Yale’s generous funding is the reason I was able to craft my own sword, using the materials bought for the Freestyle Dueling Association, or co-direct a production of Iolanthe my senior year, with the modest sets and costumes covered by Sudler funding. The easy accessibility of Yale’s funding and support made it easy to turn an idle conversation into a fully realized event (and to learn a little bit about how hard it is to turn theory into practice along the way).

One of the student organizations I joined as an undergrad, Point, could be a poster child for Yale’s previous profligate approach to extracurriculars — and the way that the investment can pay off. Point was yet another literary magazine, which, like most of them, died after my friends and I graduated. But, while it lived, Yale subsidized our printing costs (the tea and cookies, to my recollection, we bought or baked ourselves).

I got more out of that intimate, friendly editing circle than I ever did from a writing tutor (or the writing seminars I wouldn’t have won admission to). I got to observe other pieces being edited and brought in some not-for-class writing that I never would have troubled Yale’s official resources with.

But Yale has been using financial and logistical pressure to put the squeeze on student groups. The extracurricular groups I belonged to, which form the ties that draw me back to campus, are having a harder time getting material support, from funds to access to Yale’s rooms and resources. College common rooms become unbookable, ostensibly to keep them free for everyone’s use, with no alternate spaces provided. While I was an undergraduate, Commons dining hall stopped its dinner service, leaving some of my clubs without a place to eat together. Our large groups were scolded when we tried to claim tables in the residential college dining halls.

I don’t doubt that Yale still spends an enormous amount of money on undergraduate life, but that money does less good when it’s channeled into generic activities, run through the residential colleges. A college study break, however delicious, does less to bring students together than many small pizza events thrown by specialized groups like the Objectivist Study Group at Yale or the Save the World Club’s “Pizza and West Wing” on Bulldog Days.

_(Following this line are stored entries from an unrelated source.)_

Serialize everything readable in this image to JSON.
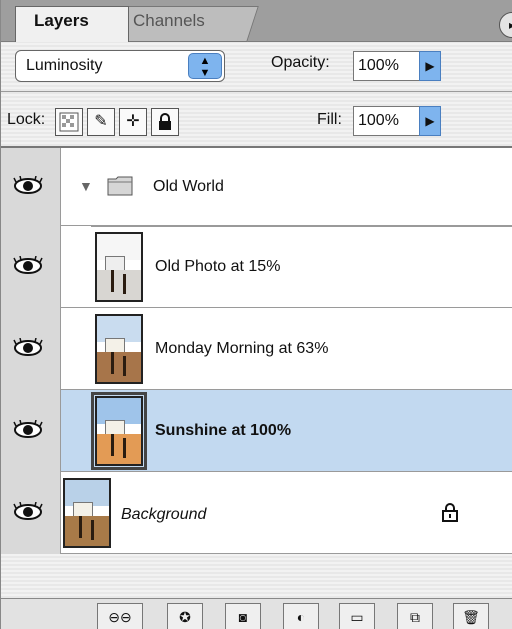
{
  "tabs": [
    {
      "label": "Layers"
    },
    {
      "label": "Channels"
    }
  ],
  "blend": {
    "mode": "Luminosity",
    "opacity_label": "Opacity:",
    "opacity_value": "100%"
  },
  "lock_row": {
    "lock_label": "Lock:",
    "fill_label": "Fill:",
    "fill_value": "100%"
  },
  "layers": [
    {
      "name": "Old World",
      "kind": "group",
      "expanded": true
    },
    {
      "name": "Old Photo at 15%",
      "kind": "layer"
    },
    {
      "name": "Monday Morning at 63%",
      "kind": "layer"
    },
    {
      "name": "Sunshine at 100%",
      "kind": "layer",
      "selected": true
    },
    {
      "name": "Background",
      "kind": "background",
      "locked": true
    }
  ],
  "colors": {
    "selection": "#c2d9f0",
    "accent_button": "#7eb4ee"
  },
  "icons": {
    "panel_menu": "panel-menu-icon",
    "eye": "eye-icon",
    "folder": "folder-icon",
    "lock": "lock-icon"
  }
}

Yale’s student funding works best according to a model of subsidiarity, where money and rooms are preferentially allocated to the smallest and most decentralized recipients possible, since they’ll have the best understanding of their own needs. This will certainly produce more “waste” but I prefer to think of it as overhead costs. In order to let small, particular, and peculiar groups flourish, I’ll spend some money on groups that do nothing or fall apart after a semester or so. That seems like more profitable waste than bureaucratic support for college-wide events that remain predictably bland.

Leah Libresco is a 2011 graduate of Jonathan Edwards College and a former staff columnist for the News .

A previous version of this article incorrectly identified the club that has hosted a “Pizza and West Wing” study break.